Theory of Stationary Photon Emission from a Steadily Driven Parametric Oscillator Based on the Complex Spectral Analysis of the Heisenberg Equation
Abstract
We show how the properties of photon emission to a continuous field from a parametric oscillator relate to the behavior of the complex eigenfrequencies of the oscillator. The parametric oscillator has complex eigenfrequencies due to non-Hermiticity with two origins: parametric amplification and dissipation resulting from the loss of photons to a continuous field. In situations where the oscillator is close to the parametric resonance, and the coupling to the driving field is strong enough for a complex eigenfrequency to lie in the upper half of the first Riemann sheet, the number of photons of the parametric oscillator and the continuous field increases exponentially.
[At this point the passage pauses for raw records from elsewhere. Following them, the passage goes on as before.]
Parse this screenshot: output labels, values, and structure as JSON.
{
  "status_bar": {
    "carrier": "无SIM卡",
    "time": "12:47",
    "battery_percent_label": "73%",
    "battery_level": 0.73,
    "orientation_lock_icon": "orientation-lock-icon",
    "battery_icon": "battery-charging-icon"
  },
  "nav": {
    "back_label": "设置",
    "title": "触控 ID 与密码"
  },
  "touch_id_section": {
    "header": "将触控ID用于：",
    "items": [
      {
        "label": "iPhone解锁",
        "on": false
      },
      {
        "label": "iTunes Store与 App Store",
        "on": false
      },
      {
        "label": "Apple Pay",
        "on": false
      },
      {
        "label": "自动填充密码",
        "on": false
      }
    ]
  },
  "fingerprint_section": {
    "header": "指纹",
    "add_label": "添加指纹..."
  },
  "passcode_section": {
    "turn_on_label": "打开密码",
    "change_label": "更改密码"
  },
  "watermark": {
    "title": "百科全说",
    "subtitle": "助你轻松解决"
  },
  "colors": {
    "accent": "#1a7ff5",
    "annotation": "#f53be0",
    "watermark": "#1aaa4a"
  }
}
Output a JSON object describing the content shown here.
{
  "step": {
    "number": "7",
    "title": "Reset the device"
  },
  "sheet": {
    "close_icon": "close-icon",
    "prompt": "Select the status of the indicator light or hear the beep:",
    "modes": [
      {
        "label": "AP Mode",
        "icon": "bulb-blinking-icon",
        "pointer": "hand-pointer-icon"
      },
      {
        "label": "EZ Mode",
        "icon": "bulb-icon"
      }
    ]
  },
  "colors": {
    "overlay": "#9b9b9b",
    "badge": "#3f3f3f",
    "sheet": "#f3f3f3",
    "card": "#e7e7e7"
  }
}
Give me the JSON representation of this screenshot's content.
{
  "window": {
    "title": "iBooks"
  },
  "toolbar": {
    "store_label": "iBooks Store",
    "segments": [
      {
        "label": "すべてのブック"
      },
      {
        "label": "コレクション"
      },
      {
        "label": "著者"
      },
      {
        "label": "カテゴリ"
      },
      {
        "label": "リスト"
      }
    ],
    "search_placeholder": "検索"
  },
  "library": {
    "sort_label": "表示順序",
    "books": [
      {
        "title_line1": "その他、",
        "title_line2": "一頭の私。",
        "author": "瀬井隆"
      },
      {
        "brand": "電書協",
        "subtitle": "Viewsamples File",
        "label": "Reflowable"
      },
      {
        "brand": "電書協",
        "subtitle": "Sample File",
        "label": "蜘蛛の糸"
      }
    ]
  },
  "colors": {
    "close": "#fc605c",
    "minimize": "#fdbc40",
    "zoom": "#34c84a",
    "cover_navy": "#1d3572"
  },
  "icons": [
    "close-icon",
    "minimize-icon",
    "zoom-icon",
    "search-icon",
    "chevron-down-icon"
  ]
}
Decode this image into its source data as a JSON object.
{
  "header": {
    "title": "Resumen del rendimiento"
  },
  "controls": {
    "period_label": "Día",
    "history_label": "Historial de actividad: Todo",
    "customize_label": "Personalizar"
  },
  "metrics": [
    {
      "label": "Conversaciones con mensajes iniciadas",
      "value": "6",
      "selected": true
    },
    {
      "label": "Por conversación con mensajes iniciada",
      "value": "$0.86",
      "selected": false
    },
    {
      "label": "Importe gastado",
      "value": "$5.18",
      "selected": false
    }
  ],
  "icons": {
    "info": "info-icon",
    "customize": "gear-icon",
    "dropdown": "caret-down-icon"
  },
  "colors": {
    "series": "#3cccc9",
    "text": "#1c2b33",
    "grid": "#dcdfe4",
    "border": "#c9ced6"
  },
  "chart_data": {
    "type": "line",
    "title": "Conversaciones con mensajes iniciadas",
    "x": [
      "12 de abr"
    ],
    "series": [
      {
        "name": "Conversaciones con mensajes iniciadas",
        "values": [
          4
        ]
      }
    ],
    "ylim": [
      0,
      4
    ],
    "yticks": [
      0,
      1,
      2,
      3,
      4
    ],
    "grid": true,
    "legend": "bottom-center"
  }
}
The parametric amplification is counteracted by dissipation due to the coupling of the parametric oscillator to the continuous field, and if the dissipation is sufficiently strong relative to the amplification, the exponential growth is suppressed. The suppression occurs when the complex eigenfrequency responsible for the exponential growth moves into the second Riemann sheet analytically continued beyond the branch cut of the Green function on the real axis along the continuum of frequency. As a result, there appears a stationary photon emission, where creation of photons balance with dissipation due to emission of the photons to the continuous field. Then there is a constant flux of photons, with the number of photons in the continuous field increasing in proportion to time, while the number of photons in the parametric oscillator remains constant.